I learned to love reading as a kid, spellbound by wizarding worlds and ghost stories. I wanted to share this love, so I became an intervention teacher, working with struggling readers and special education students.
Kids love reading. I don’t care what think pieces say about screen addiction, children still gravitate towards books. If they can’t read, they like looking at the pictures in “Dogman” or listening to Junie B.’s antics.
In my eight years of teaching in Philadelphia and its suburbs, I’ve worked with first through fifth graders from diverse racial and economic backgrounds. I’ve worked in both low-performing schools and higher-performing ones, and the same problem keeps cropping up: So many kids can’t read. I’ve seen first graders who don’t know what sound “a” makes and fifth graders who can’t read two-syllable words.
Why is this happening? People blame COVID, but the problem predates the pandemic.
As long as I’ve been teaching, I’ve seen students ushered grade to grade, even when they are several grade levels behind. And there’s pressure on teachers to move too quickly through content. Halfway through first grade, direct reading instruction may get phased out for standardized test skills, such as main idea and inferences. The content just keeps getting harder, especially as reading becomes a key part of all subjects, even math. If they can’t read by third grade, they have a much harder time catching up and are less likely to graduate from high school, research has shown.
But a big part of the problem has been teachers’ reliance on the whole language approach, which has prioritized sight words and finding meaning in rich texts, instead of the research-backed phonics-based efforts that teach letter-sound connections to decode words.
The first year I taught, I used a guided reading program from Fountas and Pinnell rooted in the whole language approach. A curriculum representative modeled how to teach students certain reading strategies, like using pictures or context clues to guess unknown words. In fact, some of the words in their books seem to be written way above what a child can reasonably sound out, like “deluge” in a third grade reading lesson.
“How do you pronounce this?” my co-worker asked me. “Day-looj? Dee-looj?”
“I’m not sure,” I said. “I’ve only ever seen it in writing.”
Each lesson lasted 30-40 minutes, mostly consisting of the students silently reading while I came around the resource room to listen to them whisper-read one at a time. We discussed the books before and after reading, and I pointed out unknown words (like prehistoric).
Students were encouraged to guess words using context clues. If the word starts with “t” and there’s a picture of a tree, kids can fill in the blanks. They might guess alligator if the word starts with “all” and the story is about river animals.
‘The answer isn’t floating over there. It’s right here, in the letters.’

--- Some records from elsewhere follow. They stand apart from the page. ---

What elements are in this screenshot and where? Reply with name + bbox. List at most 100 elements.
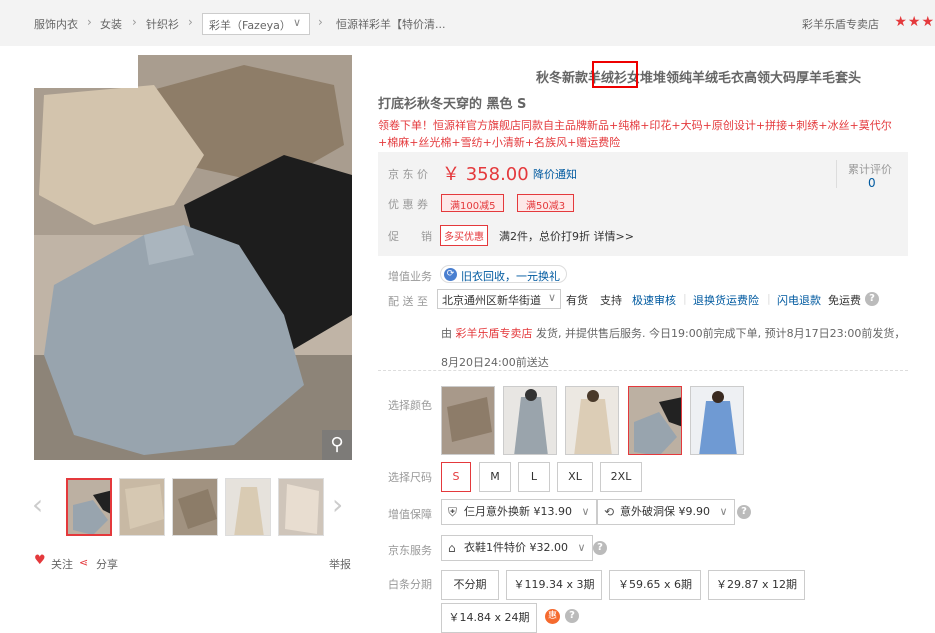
next-arrow-icon[interactable]: ›	[332, 488, 343, 521]
stock-status: 有货	[566, 294, 588, 307]
thumbnail-1[interactable]	[66, 478, 112, 536]
shop-name-link[interactable]: 彩羊乐盾专卖店	[802, 16, 879, 32]
chevron-right-icon: ›	[188, 15, 193, 29]
promo-detail-link[interactable]: 详情>>	[594, 230, 634, 243]
installment-label: 白条分期	[388, 578, 432, 591]
promo-text: 满2件，总价打9折 详情>>	[499, 228, 634, 244]
main-product-image[interactable]: ⚲	[34, 55, 352, 460]
free-shipping: 免运费	[828, 294, 861, 307]
follow-link[interactable]: 关注	[51, 556, 73, 572]
bag-icon: ⌂	[448, 541, 456, 555]
color-swatch-3[interactable]	[565, 386, 619, 455]
address-selector[interactable]: 北京通州区新华街道 ∨	[437, 289, 561, 309]
help-icon[interactable]: ?	[737, 505, 751, 519]
coupon-50-3[interactable]: 满50减3	[517, 194, 575, 212]
discount-badge: 惠	[545, 609, 560, 624]
guarantee-hole-dropdown[interactable]: ⟲ 意外破洞保 ¥9.90 ∨	[597, 499, 735, 525]
ship-shop-link[interactable]: 彩羊乐盾专卖店	[456, 327, 533, 340]
product-photo	[34, 55, 352, 460]
promo-desc: 满2件，总价打9折	[499, 230, 590, 243]
chevron-right-icon: ›	[318, 15, 323, 29]
guarantee-hole-text: 意外破洞保 ¥9.90	[620, 505, 710, 518]
chevron-down-icon: ∨	[581, 505, 590, 518]
service-flash-refund[interactable]: 闪电退款	[777, 292, 821, 308]
color-swatch-2[interactable]	[503, 386, 557, 455]
installment-none[interactable]: 不分期	[441, 570, 499, 600]
color-swatch-4[interactable]	[628, 386, 682, 455]
product-title-line1: 秋冬新款羊绒衫女堆堆领纯羊绒毛衣高领大码厚羊毛套头	[536, 71, 862, 86]
chevron-down-icon: ∨	[577, 541, 586, 554]
repair-icon: ⟲	[604, 505, 615, 519]
jd-service-label: 京东服务	[388, 544, 432, 557]
review-label: 累计评价	[848, 163, 892, 176]
promo-tag: 多买优惠	[440, 225, 488, 246]
size-option-s[interactable]: S	[441, 462, 471, 492]
installment-12[interactable]: ￥29.87 x 12期	[708, 570, 805, 600]
brand-dropdown[interactable]: 彩羊（Fazeya） ∨	[202, 13, 310, 35]
service-fast-review[interactable]: 极速审核	[632, 292, 676, 308]
installment-6[interactable]: ￥59.65 x 6期	[609, 570, 701, 600]
thumbnail-strip: ‹ ›	[32, 478, 352, 538]
report-link[interactable]: 举报	[329, 556, 351, 572]
address-text: 北京通州区新华街道	[442, 294, 541, 307]
shipping-info: 由 彩羊乐盾专卖店 发货, 并提供售后服务. 今日19:00前完成下单, 预计8…	[441, 319, 911, 377]
help-icon[interactable]: ?	[593, 541, 607, 555]
breadcrumb-item-clothing[interactable]: 服饰内衣	[34, 16, 78, 32]
coupon-100-5[interactable]: 满100减5	[441, 194, 505, 212]
share-icon[interactable]: ⋖	[79, 556, 88, 569]
breadcrumb-item-product: 恒源祥彩羊【特价清...	[336, 18, 446, 31]
brand-dropdown-label: 彩羊（Fazeya）	[209, 19, 291, 32]
divider: |	[683, 292, 687, 305]
divider	[378, 370, 908, 371]
color-swatch-5[interactable]	[690, 386, 744, 455]
trade-in-pill[interactable]: ⟳ 旧衣回收，一元换礼	[440, 265, 567, 283]
help-icon[interactable]: ?	[565, 609, 579, 623]
heart-icon[interactable]: ♥	[34, 553, 46, 568]
size-option-xl[interactable]: XL	[557, 462, 593, 492]
shield-icon: ⛨	[448, 505, 458, 519]
price-label: 京 东 价	[388, 168, 428, 181]
breadcrumb-item-knitwear[interactable]: 针织衫	[146, 16, 179, 32]
support-label: 支持	[600, 294, 622, 307]
color-swatch-1[interactable]	[441, 386, 495, 455]
shop-rating-stars: ★★★	[894, 14, 935, 30]
thumbnail-4[interactable]	[225, 478, 271, 536]
chevron-right-icon: ›	[132, 15, 137, 29]
price-value: ￥ 358.00	[442, 164, 529, 185]
share-link[interactable]: 分享	[96, 556, 118, 572]
zoom-icon[interactable]: ⚲	[322, 430, 352, 460]
size-label: 选择尺码	[388, 471, 432, 484]
size-option-2xl[interactable]: 2XL	[600, 462, 642, 492]
guarantee-label: 增值保障	[388, 508, 432, 521]
coupon-label: 优 惠 券	[388, 198, 428, 211]
chevron-down-icon: ∨	[292, 16, 301, 29]
help-icon[interactable]: ?	[865, 292, 879, 306]
trade-in-text: 旧衣回收，一元换礼	[461, 270, 560, 283]
thumbnail-5[interactable]	[278, 478, 324, 536]
thumbnail-2[interactable]	[119, 478, 165, 536]
ship-prefix: 由	[441, 327, 452, 340]
service-return-insurance[interactable]: 退换货运费险	[693, 292, 759, 308]
size-option-l[interactable]: L	[518, 462, 550, 492]
review-count-link[interactable]: 0	[868, 176, 876, 190]
highlight-box	[592, 61, 638, 88]
color-label: 选择颜色	[388, 399, 432, 412]
divider	[836, 160, 837, 188]
breadcrumb-item-women[interactable]: 女装	[100, 16, 122, 32]
chevron-right-icon: ›	[87, 15, 92, 29]
value-added-label: 增值业务	[388, 270, 432, 283]
price-notice-link[interactable]: 降价通知	[533, 166, 577, 182]
recycle-icon: ⟳	[444, 268, 457, 281]
installment-3[interactable]: ￥119.34 x 3期	[506, 570, 602, 600]
promo-label: 促 销	[388, 230, 432, 243]
size-option-m[interactable]: M	[479, 462, 511, 492]
jd-service-dropdown[interactable]: ⌂ 衣鞋1件特价 ¥32.00 ∨	[441, 535, 593, 561]
guarantee-replace-dropdown[interactable]: ⛨ 仨月意外换新 ¥13.90 ∨	[441, 499, 597, 525]
breadcrumb: 服饰内衣 › 女装 › 针织衫 › 彩羊（Fazeya） ∨ › 恒源祥彩羊【特…	[0, 0, 935, 46]
price-box: 京 东 价 ￥ 358.00 降价通知 累计评价 0 优 惠 券 满100减5 …	[378, 152, 908, 256]
chevron-down-icon: ∨	[719, 505, 728, 518]
thumbnail-3[interactable]	[172, 478, 218, 536]
installment-24[interactable]: ￥14.84 x 24期	[441, 603, 537, 633]
divider: |	[767, 292, 771, 305]
prev-arrow-icon[interactable]: ‹	[32, 488, 43, 521]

Did it work? Well, I was thrilled that the kids got to read so much and seemed to actually like the books we were reading. But truthfully, only one student out of eight became a fluent reader. The others seemed to improve. They still missed a lot of words and read with difficulty, but I figured any progress was a good thing.
I loved the Fountas and Pinnell curriculum, though I didn’t know at the time what so many people learned from Emily Hanford’s popular “Sold a Story” podcast: that reading research has long shown the whole word approach doesn’t work.
Guessing words based on a story’s context isn’t the same as reading. And it’s a crutch that’s kicked away as students advance to higher grades, where the vocabulary is more complex and the pictures fade away. I suppose the reading practice was better than nothing, but it’s heartbreaking to realize that despite my best intentions, I never actually taught them how to read.
After the pandemic, I switched schools. Now I teach a phonics-based reading program that’s built on repetition and reading words with patterns they can sound out.
Sounds boring, right? Repeating “a—apple—ah” and using your fingers to tap out the sounds in “cat” aren’t exactly riveting. But to a second grader who knows he can’t read (and tells me all the time), it’s a lifeline. It works. A boy who couldn’t read “the” at the beginning can now read “shrimp” and “dreams.”
Interestingly enough, I’ve noticed that my struggling readers tend to default to the whole language guessing strategies, even though I no longer teach them. I think they are grasping for anything that might help. They’ll see the word “ball” and guess “baseball,” until I tell them to look at the word more closely.
“The answer isn’t floating over there,” I say. “It’s right here, in the letters. If you use the skills you know, you can read it.”
And you know what? When they actually take the time to focus on the letters, they can.
Bridget Scanlan is a teacher and writer based in Philadelphia. She has worked with elementary-aged students for eight years.